Comme de Vinci, les visages sont entourés d’une brume imperceptible, lissant les contours et auréolant de silence des expressions pourtant éloquentes. Enfin, comme l’école Préraphaélite influente  en Angleterre, Maris tourna son chevalet vers de jeunes modèles au teint pâle et à la chevelure longue, épaisse, flamboyante, le roux n’étant déjà plus seulement couleur de vice et de luxure, mais d’un tempérament passionné et fougueux.

Opnamedatum: 2017-01-18

Matthijs Maris, L’étang, © Glasgow Museums, The Burrell Collection

Nuit

Alors, pour peu que l’on soit sensible aux atmosphères qui ne se laissent pas pénétrer aussi facilement, l’univers constitué par Matthijs Maris tout au long de sa carrière ne laissera pas indifférent. Les lectures des œuvres ne sont pas toujours aisées. Parfois, elles ruissellent de détails infimes, souvent elles sont nimbées dans une brume si épaisse que l’on en vient à douter de ce que l’on décèle, ou croit déceler.

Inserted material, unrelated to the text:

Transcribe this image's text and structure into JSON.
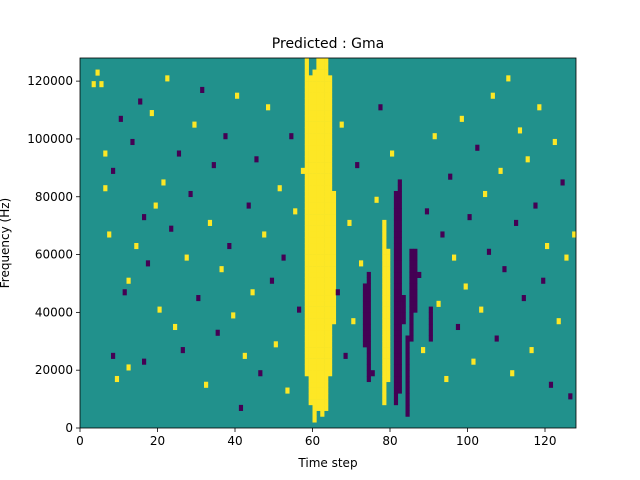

Généralement, les significations des tableaux sont fuligineuses. En effet chez Maris, une forêt ne saurait jamais être une simple forêt. Les arbres tendent des branches rachitiques vers le ciel, paraissent implorer un secours céleste, tandis que les frondaisons obscures cherchent à nous tenir éloigné de toute velléité d’exploration. Dans un sens, le peintre néerlandais disparu en 1917 nous réapprend à voir.

Opnamedatum: 2017-05-24

Matthijs Maris, La jeune cuisinière, 1871 © Collection privée

Regard

Il convient simplement de voir différemment. Alors laissons-nous porter non pas par ce que nos yeux nous indiquent de prime abord, mais plutôt parce que l’on peut ressentir. Ce couple dans le tableau La promenade, est-il véritablement le duo d’amoureux que l’on pense ? La jeune fille penchée contre l’épaule de son compagnon est-elle heureuse, pleure-t-elle, peine-t-elle à se déplacer ? Il est impossible de le dire, car Maris a volontairement flouté les visages de ses deux sujets de sorte à laisser le champ libre à son ambiance seule. Alors laissons-nous porter.